Bendito sea el fruto de tus entrañas, Jesús,
Bendito sea tu esposo, san José,
Bendito sea tu padre, san Joaquín,
Bendita sea tu madre, santa Ana,
Bendito sea tu hijo, san Juan,
Bendito sea tu ángel, san Gabriel,
Benditos sean todos aquellos que te aman y te bendicen.

Amén

Ofrecimiento del Corazón de Jesús por Las Negligencias Diarias

Padre Eterno, Os ofrezco el Sagrado Corazón de Jesús, con todo Su AMOR, todos Sus SUFRIMIENTOS, y todos Sus Méritos.

PRIMERO – Para expiar todos los pecados que he cometido este día y durante toda mi
vida. – ¡Gloria al Padre, y al Hijo, …!

Segundo – Para purificar el bien que he hecho mal este día y durante toda mi vida. – ¡Gloria al Padre, y al Hijo, …!

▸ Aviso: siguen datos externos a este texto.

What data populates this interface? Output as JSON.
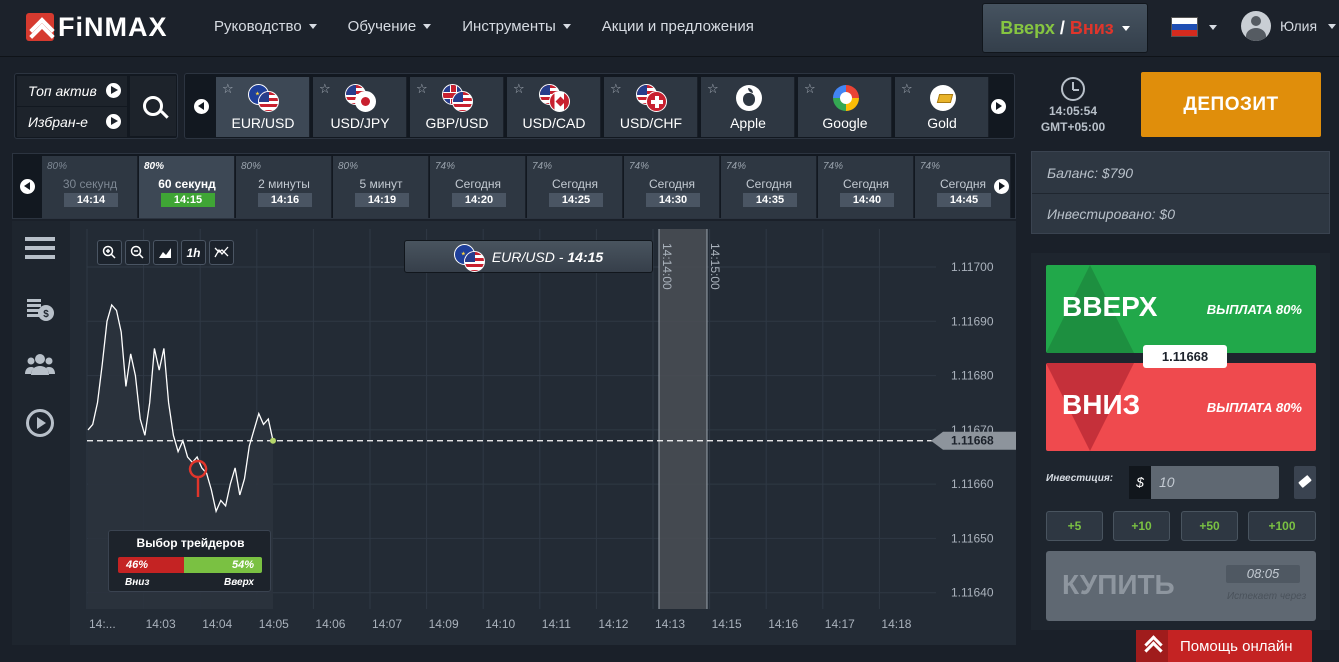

Tercero – Para suplir por el bien que yo debía de haber hecho y que he omitido este día, y durante toda mi vida. – ¡Gloria al Padre, y al Hijo, …!

Novena a los Dos Corazones (Madre Adela Galindo, Fundadora SCTJM)

¡Oh, Sagrado Corazón de Jesús!, que por amor te dejaste traspasar derramando sangre y agua, te pedimos nos liberes, purifiques y nos concedas la gracia de que nuestros corazones sean transformados de corazones de piedra a corazones de carne.

Que al contemplar el amor y sacrificio de Tu Corazón, seamos movidos a pasar del egoísmo al amor; del orgullo a la humildad; de la rebeldía a la mansedumbre.

¡Oh, Inmaculado Corazón de Maria!, que por tu perfecta comunión de amor con el Corazón de tu Hijo, recibiste espiritualmente la misma espada que le traspaso Su Corazón, te pedimos nos enseñes a alcanzar esa misma comunión de amor.

Que nuestros corazones a imitación del tuyo, Madre, sean dóciles a la acción del Espíritu Santo, para que así sean instrumentos de paz, luz, vida, verdad y amor.

¡Oh, Corazones de Jesús y de María!, cuyo triunfo y reinado espiritual esperamos y anhelamos, pedimos nos concedan la gracia de (…)

Manifiesten su Reinado en nuestros corazones a través de una vida de santidad y virtud, para que así podamos en estos tiempos cumplir la misión de ser apóstoles de Sus Dos Corazones.